Some long-standing COVID carriers have found ways to do it: online groups on social media platforms like Facebook.

Beth Lila-Idrogo, 50, of Texas, told Insider that the COVID support group she joined after her diagnosis in January helped her cope with some of her symptoms – including palpitations, inflammation, changes in hearing and brain fog.

“The group helps because I know I’m not alone. I’ve read the drugs tried by others and things that have helped, and I’m trying them,” she said.

For others, these online groups are a source of emotional support.

“I don’t know anyone personally who struggles with symptoms after COVID, so seeing how many others have the same symptoms helps confirm my own. For example, it actually happens: I don’t overdo it and I don’t imagine,” said Catherine. Nilson, a year old who lives in Pennsylvania and was diagnosed with COVID last December.

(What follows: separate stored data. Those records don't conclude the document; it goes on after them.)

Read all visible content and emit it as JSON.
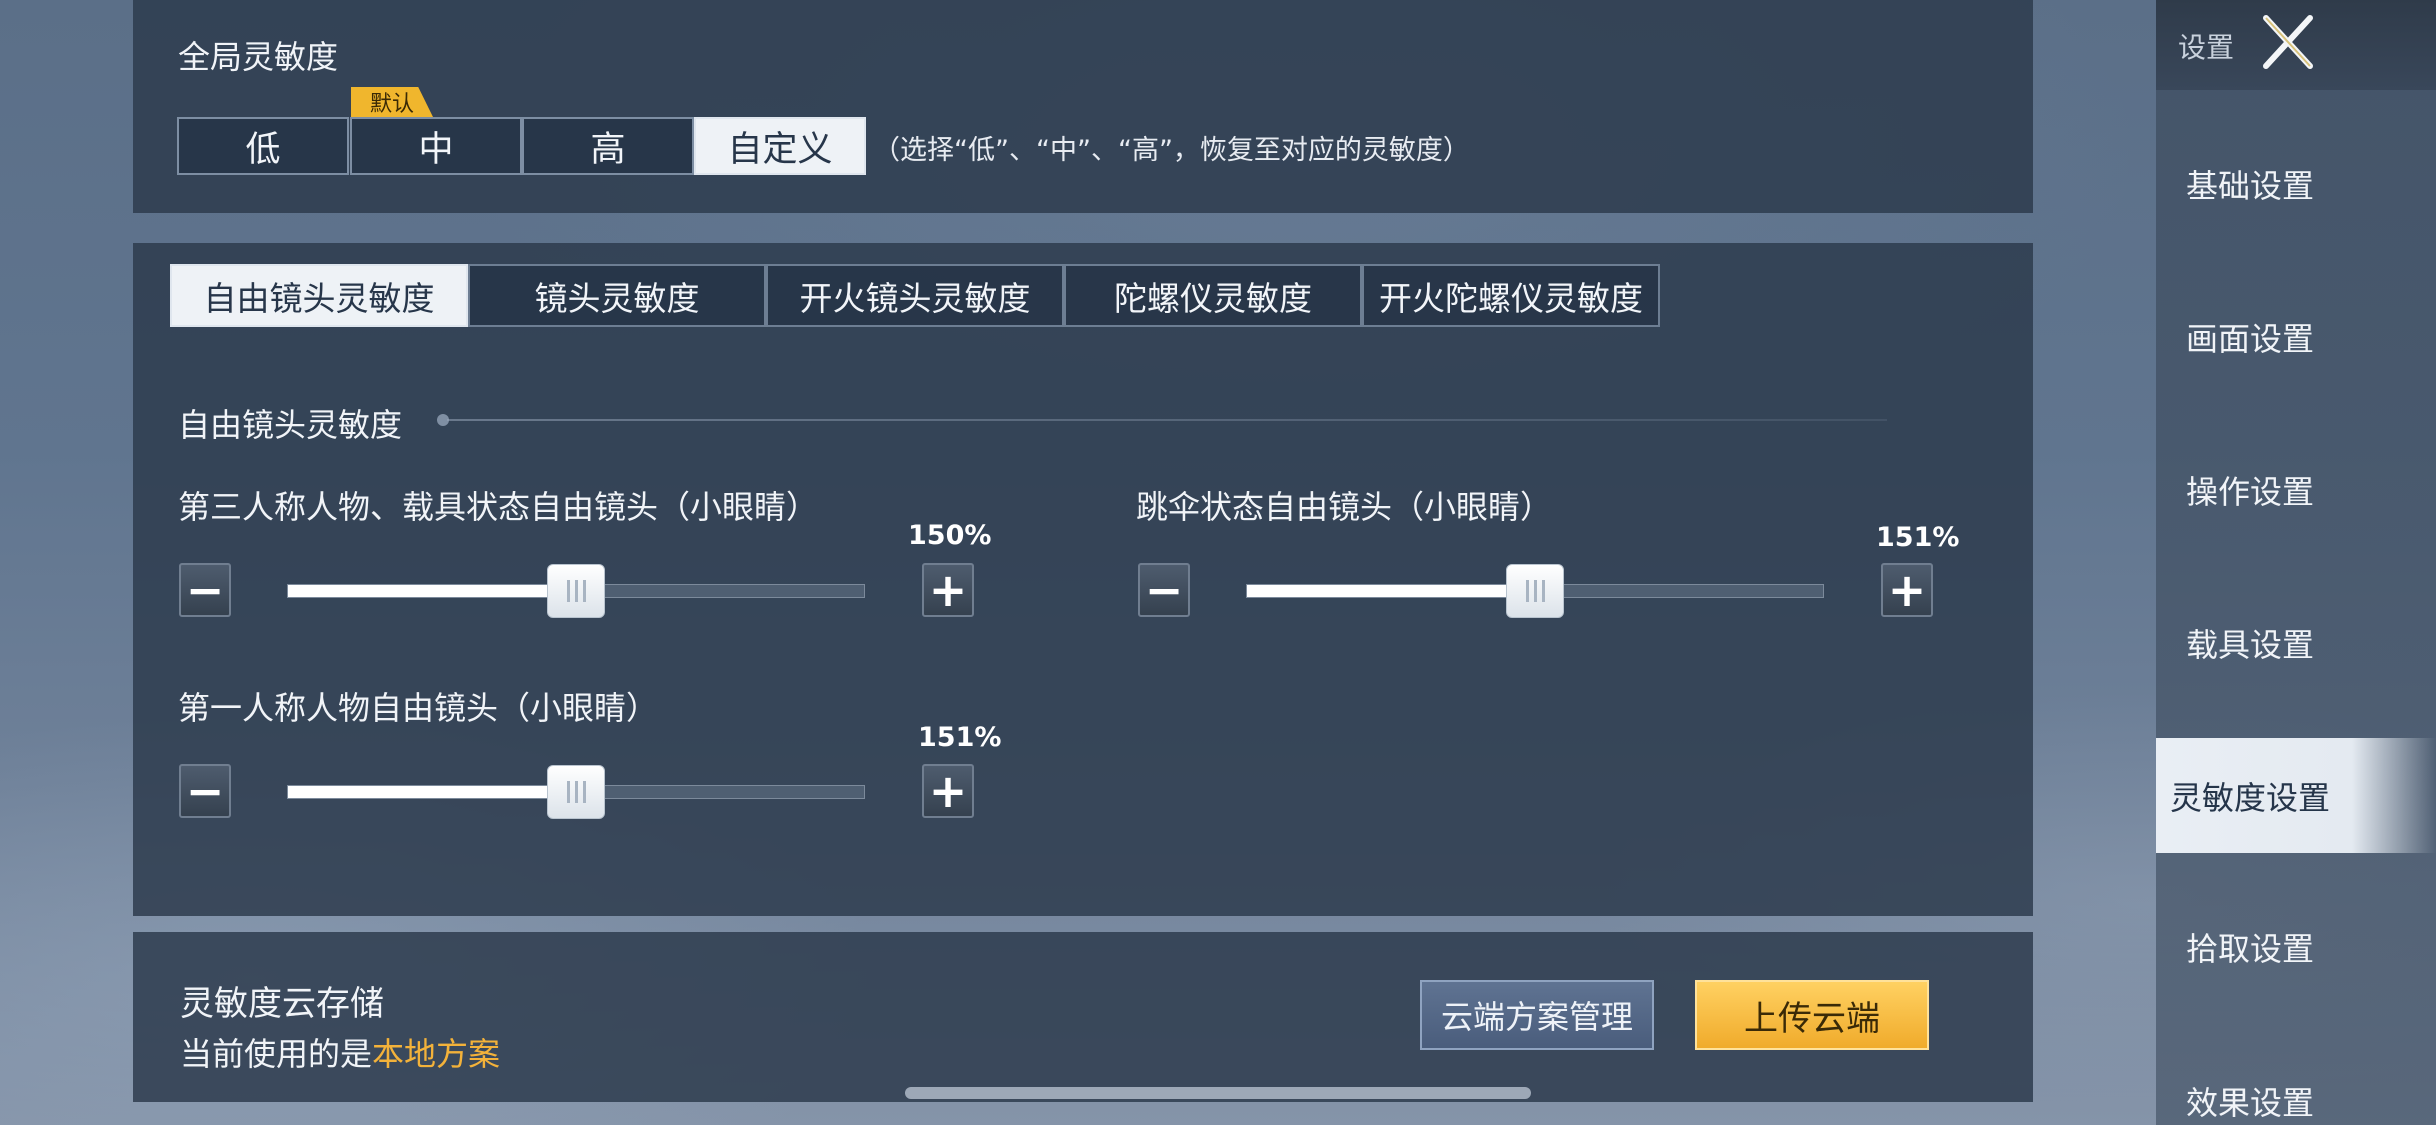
{
  "global": {
    "title": "全局灵敏度",
    "presets": [
      {
        "label": "低",
        "active": false
      },
      {
        "label": "中",
        "active": false
      },
      {
        "label": "高",
        "active": false
      },
      {
        "label": "自定义",
        "active": true
      }
    ],
    "default_badge": "默认",
    "hint": "（选择“低”、“中”、“高”，恢复至对应的灵敏度）"
  },
  "tabs": [
    {
      "label": "自由镜头灵敏度",
      "active": true
    },
    {
      "label": "镜头灵敏度",
      "active": false
    },
    {
      "label": "开火镜头灵敏度",
      "active": false
    },
    {
      "label": "陀螺仪灵敏度",
      "active": false
    },
    {
      "label": "开火陀螺仪灵敏度",
      "active": false
    }
  ],
  "section": {
    "title": "自由镜头灵敏度",
    "sliders": [
      {
        "label": "第三人称人物、载具状态自由镜头（小眼睛）",
        "value_text": "150%",
        "fill": 0.5
      },
      {
        "label": "跳伞状态自由镜头（小眼睛）",
        "value_text": "151%",
        "fill": 0.5
      },
      {
        "label": "第一人称人物自由镜头（小眼睛）",
        "value_text": "151%",
        "fill": 0.5
      }
    ],
    "minus_symbol": "−",
    "plus_symbol": "+"
  },
  "cloud": {
    "title": "灵敏度云存储",
    "sub_prefix": "当前使用的是",
    "sub_highlight": "本地方案",
    "manage_label": "云端方案管理",
    "upload_label": "上传云端"
  },
  "sidebar": {
    "header": "设置",
    "items": [
      {
        "label": "基础设置",
        "active": false
      },
      {
        "label": "画面设置",
        "active": false
      },
      {
        "label": "操作设置",
        "active": false
      },
      {
        "label": "载具设置",
        "active": false
      },
      {
        "label": "灵敏度设置",
        "active": true
      },
      {
        "label": "拾取设置",
        "active": false
      },
      {
        "label": "效果设置",
        "active": false
      }
    ]
  },
  "colors": {
    "accent_gold": "#f0b62d",
    "highlight_text": "#f3b23a",
    "panel_bg": "#2c3a4c"
  }
}
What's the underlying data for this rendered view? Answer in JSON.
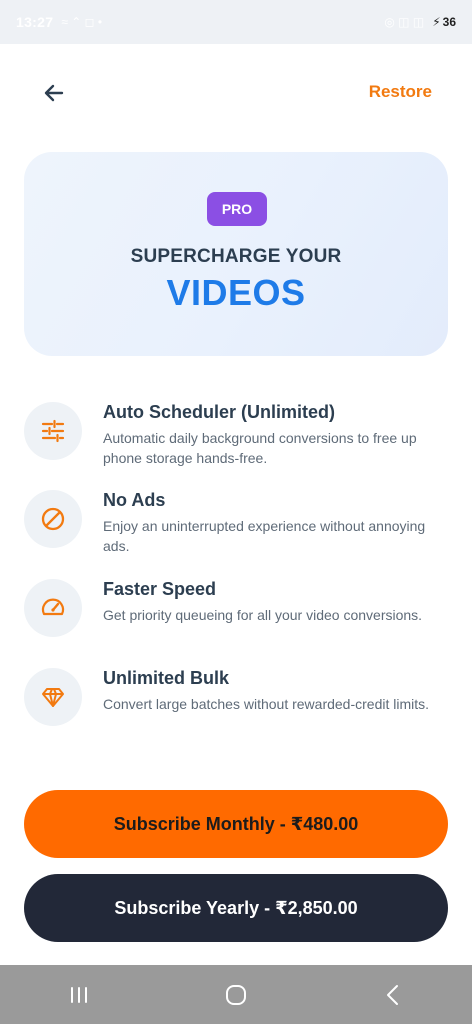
{
  "status_bar": {
    "time": "13:27",
    "left_icons": "≈ ⌃ ◻ •",
    "right_icons": "◎ ◫ ◫",
    "battery": "36"
  },
  "header": {
    "restore_label": "Restore"
  },
  "hero": {
    "badge": "PRO",
    "subtitle": "SUPERCHARGE YOUR",
    "title": "VIDEOS"
  },
  "features": [
    {
      "title": "Auto Scheduler (Unlimited)",
      "description": "Automatic daily background conversions to free up phone storage hands-free.",
      "icon": "sliders-icon"
    },
    {
      "title": "No Ads",
      "description": "Enjoy an uninterrupted experience without annoying ads.",
      "icon": "no-entry-icon"
    },
    {
      "title": "Faster Speed",
      "description": "Get priority queueing for all your video conversions.",
      "icon": "speedometer-icon"
    },
    {
      "title": "Unlimited Bulk",
      "description": "Convert large batches without rewarded-credit limits.",
      "icon": "diamond-icon"
    }
  ],
  "buttons": {
    "monthly": "Subscribe Monthly - ₹480.00",
    "yearly": "Subscribe Yearly - ₹2,850.00"
  },
  "colors": {
    "accent_orange": "#f27a10",
    "button_orange": "#ff6a00",
    "pro_purple": "#8b4fe4",
    "title_blue": "#1e7be8",
    "dark_button": "#222838"
  }
}
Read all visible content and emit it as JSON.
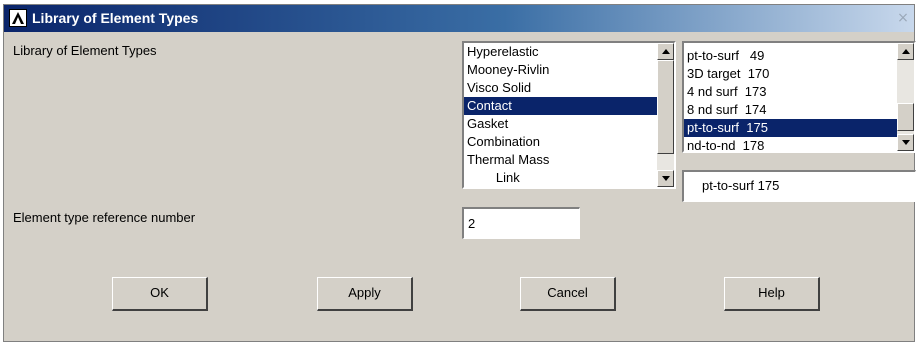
{
  "window": {
    "title": "Library of Element Types",
    "close_glyph": "×"
  },
  "labels": {
    "library": "Library of Element Types",
    "ref_number": "Element type reference number"
  },
  "category_list": {
    "items": [
      "Hyperelastic",
      "Mooney-Rivlin",
      "Visco Solid",
      "Contact",
      "Gasket",
      "Combination",
      "Thermal Mass",
      "        Link"
    ],
    "selected_index": 3
  },
  "element_list": {
    "items": [
      "pt-to-surf   49",
      "3D target  170",
      "4 nd surf  173",
      "8 nd surf  174",
      "pt-to-surf  175",
      "nd-to-nd  178"
    ],
    "selected_index": 4
  },
  "selected_element": "pt-to-surf  175",
  "ref_number_value": "2",
  "buttons": {
    "ok": "OK",
    "apply": "Apply",
    "cancel": "Cancel",
    "help": "Help"
  },
  "colors": {
    "selection": "#0a246a",
    "dialog_bg": "#d4d0c8"
  }
}
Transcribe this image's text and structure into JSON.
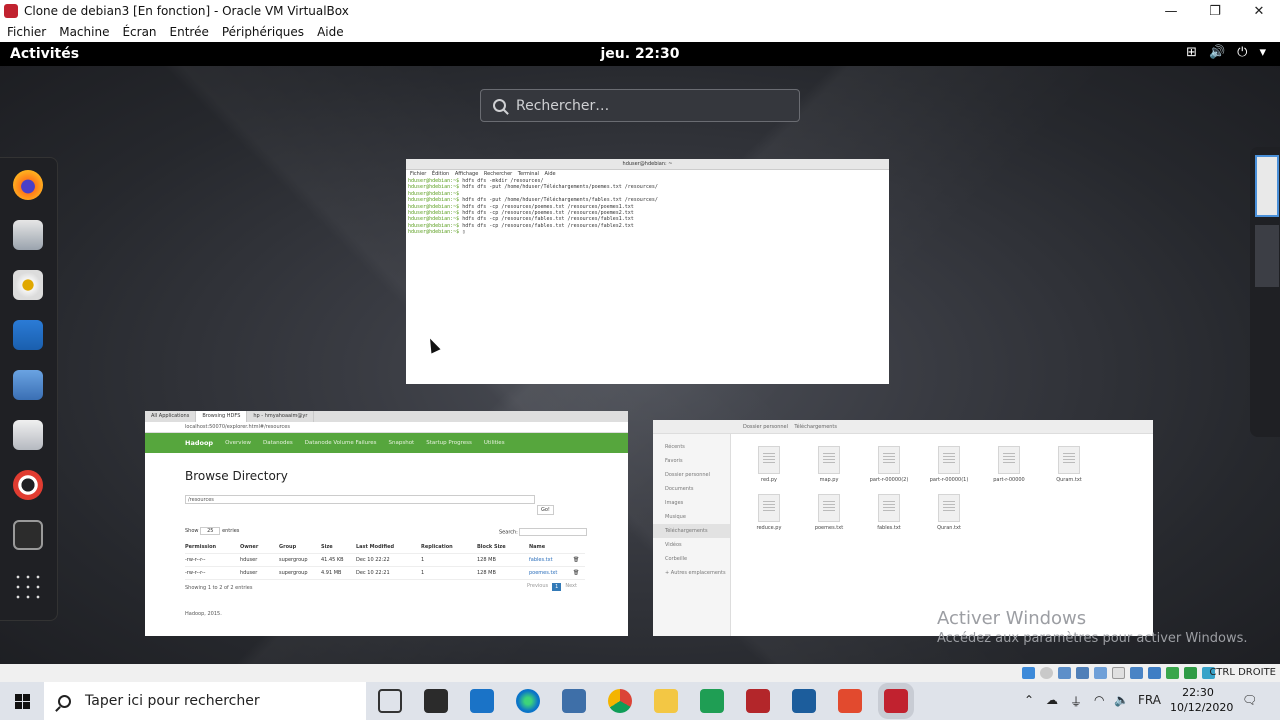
{
  "vbox": {
    "title": "Clone de debian3 [En fonction] - Oracle VM VirtualBox",
    "menu": [
      "Fichier",
      "Machine",
      "Écran",
      "Entrée",
      "Périphériques",
      "Aide"
    ],
    "host_key": "CTRL DROITE",
    "window_controls": [
      "minimize-icon",
      "restore-icon",
      "close-icon"
    ]
  },
  "gnome": {
    "activities": "Activités",
    "clock": "jeu. 22:30",
    "search_placeholder": "Rechercher…",
    "dash_apps": [
      "firefox-icon",
      "evolution-icon",
      "rhythmbox-icon",
      "writer-icon",
      "files-icon",
      "software-icon",
      "help-icon",
      "terminal-icon",
      "show-apps-icon"
    ]
  },
  "terminal": {
    "title": "hduser@hdebian: ~",
    "menu": "Fichier Édition Affichage Rechercher Terminal Aide",
    "lines": [
      {
        "prompt": "hduser@hdebian:~$",
        "cmd": " hdfs dfs -mkdir /resources/"
      },
      {
        "prompt": "hduser@hdebian:~$",
        "cmd": " hdfs dfs -put /home/hduser/Téléchargements/poemes.txt /resources/"
      },
      {
        "prompt": "",
        "cmd": ""
      },
      {
        "prompt": "",
        "cmd": ""
      },
      {
        "prompt": "hduser@hdebian:~$",
        "cmd": ""
      },
      {
        "prompt": "hduser@hdebian:~$",
        "cmd": " hdfs dfs -put /home/hduser/Téléchargements/fables.txt /resources/"
      },
      {
        "prompt": "hduser@hdebian:~$",
        "cmd": " hdfs dfs -cp /resources/poemes.txt /resources/poemes1.txt"
      },
      {
        "prompt": "hduser@hdebian:~$",
        "cmd": " hdfs dfs -cp /resources/poemes.txt /resources/poemes2.txt"
      },
      {
        "prompt": "hduser@hdebian:~$",
        "cmd": " hdfs dfs -cp /resources/fables.txt /resources/fables1.txt"
      },
      {
        "prompt": "hduser@hdebian:~$",
        "cmd": " hdfs dfs -cp /resources/fables.txt /resources/fables2.txt"
      },
      {
        "prompt": "hduser@hdebian:~$",
        "cmd": " ▯"
      }
    ]
  },
  "browser": {
    "tabs": [
      "All Applications",
      "Browsing HDFS",
      "hp - hmyahoaaim@yr"
    ],
    "url": "localhost:50070/explorer.html#/resources",
    "nav": [
      "Hadoop",
      "Overview",
      "Datanodes",
      "Datanode Volume Failures",
      "Snapshot",
      "Startup Progress",
      "Utilities"
    ],
    "heading": "Browse Directory",
    "path": "/resources",
    "go": "Go!",
    "show": "Show",
    "show_value": "25",
    "entries": "entries",
    "search": "Search:",
    "columns": [
      "Permission",
      "Owner",
      "Group",
      "Size",
      "Last Modified",
      "Replication",
      "Block Size",
      "Name"
    ],
    "rows": [
      [
        "-rw-r--r--",
        "hduser",
        "supergroup",
        "41.45 KB",
        "Dec 10 22:22",
        "1",
        "128 MB",
        "fables.txt"
      ],
      [
        "-rw-r--r--",
        "hduser",
        "supergroup",
        "4.91 MB",
        "Dec 10 22:21",
        "1",
        "128 MB",
        "poemes.txt"
      ]
    ],
    "showing": "Showing 1 to 2 of 2 entries",
    "previous": "Previous",
    "page": "1",
    "next": "Next",
    "footer": "Hadoop, 2015."
  },
  "files": {
    "breadcrumb": [
      "Dossier personnel",
      "Téléchargements"
    ],
    "sidebar": [
      "Récents",
      "Favoris",
      "Dossier personnel",
      "Documents",
      "Images",
      "Musique",
      "Téléchargements",
      "Vidéos",
      "Corbeille",
      "+ Autres emplacements"
    ],
    "items": [
      "red.py",
      "map.py",
      "part-r-00000(2)",
      "part-r-00000(1)",
      "part-r-00000",
      "Quram.txt",
      "reduce.py",
      "poemes.txt",
      "fables.txt",
      "Quran.txt"
    ]
  },
  "watermark": {
    "line1": "Activer Windows",
    "line2": "Accédez aux paramètres pour activer Windows."
  },
  "taskbar": {
    "search_placeholder": "Taper ici pour rechercher",
    "lang": "FRA",
    "time": "22:30",
    "date": "10/12/2020",
    "apps": [
      "task-view-icon",
      "store-icon",
      "mail-icon",
      "edge-icon",
      "virtualbox-manager-icon",
      "chrome-icon",
      "file-explorer-icon",
      "camtasia-icon",
      "filezilla-icon",
      "photos-icon",
      "app-icon",
      "virtualbox-vm-icon"
    ]
  }
}
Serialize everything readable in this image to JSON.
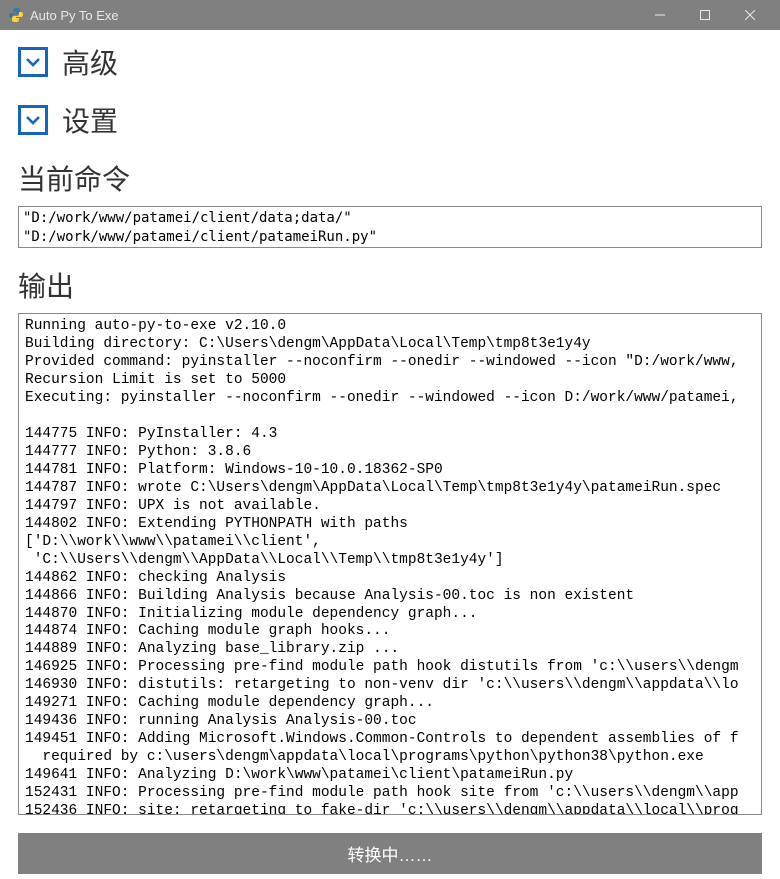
{
  "window": {
    "title": "Auto Py To Exe"
  },
  "sections": {
    "advanced": "高级",
    "settings": "设置",
    "current_command": "当前命令",
    "output": "输出"
  },
  "command_text": "\"D:/work/www/patamei/client/data;data/\"\n\"D:/work/www/patamei/client/patameiRun.py\"",
  "output_text": "Running auto-py-to-exe v2.10.0\nBuilding directory: C:\\Users\\dengm\\AppData\\Local\\Temp\\tmp8t3e1y4y\nProvided command: pyinstaller --noconfirm --onedir --windowed --icon \"D:/work/www,\nRecursion Limit is set to 5000\nExecuting: pyinstaller --noconfirm --onedir --windowed --icon D:/work/www/patamei,\n\n144775 INFO: PyInstaller: 4.3\n144777 INFO: Python: 3.8.6\n144781 INFO: Platform: Windows-10-10.0.18362-SP0\n144787 INFO: wrote C:\\Users\\dengm\\AppData\\Local\\Temp\\tmp8t3e1y4y\\patameiRun.spec\n144797 INFO: UPX is not available.\n144802 INFO: Extending PYTHONPATH with paths\n['D:\\\\work\\\\www\\\\patamei\\\\client',\n 'C:\\\\Users\\\\dengm\\\\AppData\\\\Local\\\\Temp\\\\tmp8t3e1y4y']\n144862 INFO: checking Analysis\n144866 INFO: Building Analysis because Analysis-00.toc is non existent\n144870 INFO: Initializing module dependency graph...\n144874 INFO: Caching module graph hooks...\n144889 INFO: Analyzing base_library.zip ...\n146925 INFO: Processing pre-find module path hook distutils from 'c:\\\\users\\\\dengm\n146930 INFO: distutils: retargeting to non-venv dir 'c:\\\\users\\\\dengm\\\\appdata\\\\lo\n149271 INFO: Caching module dependency graph...\n149436 INFO: running Analysis Analysis-00.toc\n149451 INFO: Adding Microsoft.Windows.Common-Controls to dependent assemblies of f\n  required by c:\\users\\dengm\\appdata\\local\\programs\\python\\python38\\python.exe\n149641 INFO: Analyzing D:\\work\\www\\patamei\\client\\patameiRun.py\n152431 INFO: Processing pre-find module path hook site from 'c:\\\\users\\\\dengm\\\\app\n152436 INFO: site: retargeting to fake-dir 'c:\\\\users\\\\dengm\\\\appdata\\\\local\\\\prog",
  "convert_button": "转换中……"
}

Nilsson, a member of COVID’s long-distance women’s support group, added that the group helped link some of the symptoms she experienced, such as excessive thirst, to the after-effects of COVID, something that helped the doctor to come out, warning them to run the necessary tests.

“Fortunately, I have a strong support system and I just take things a day and try to be positive that things will get better,” she said.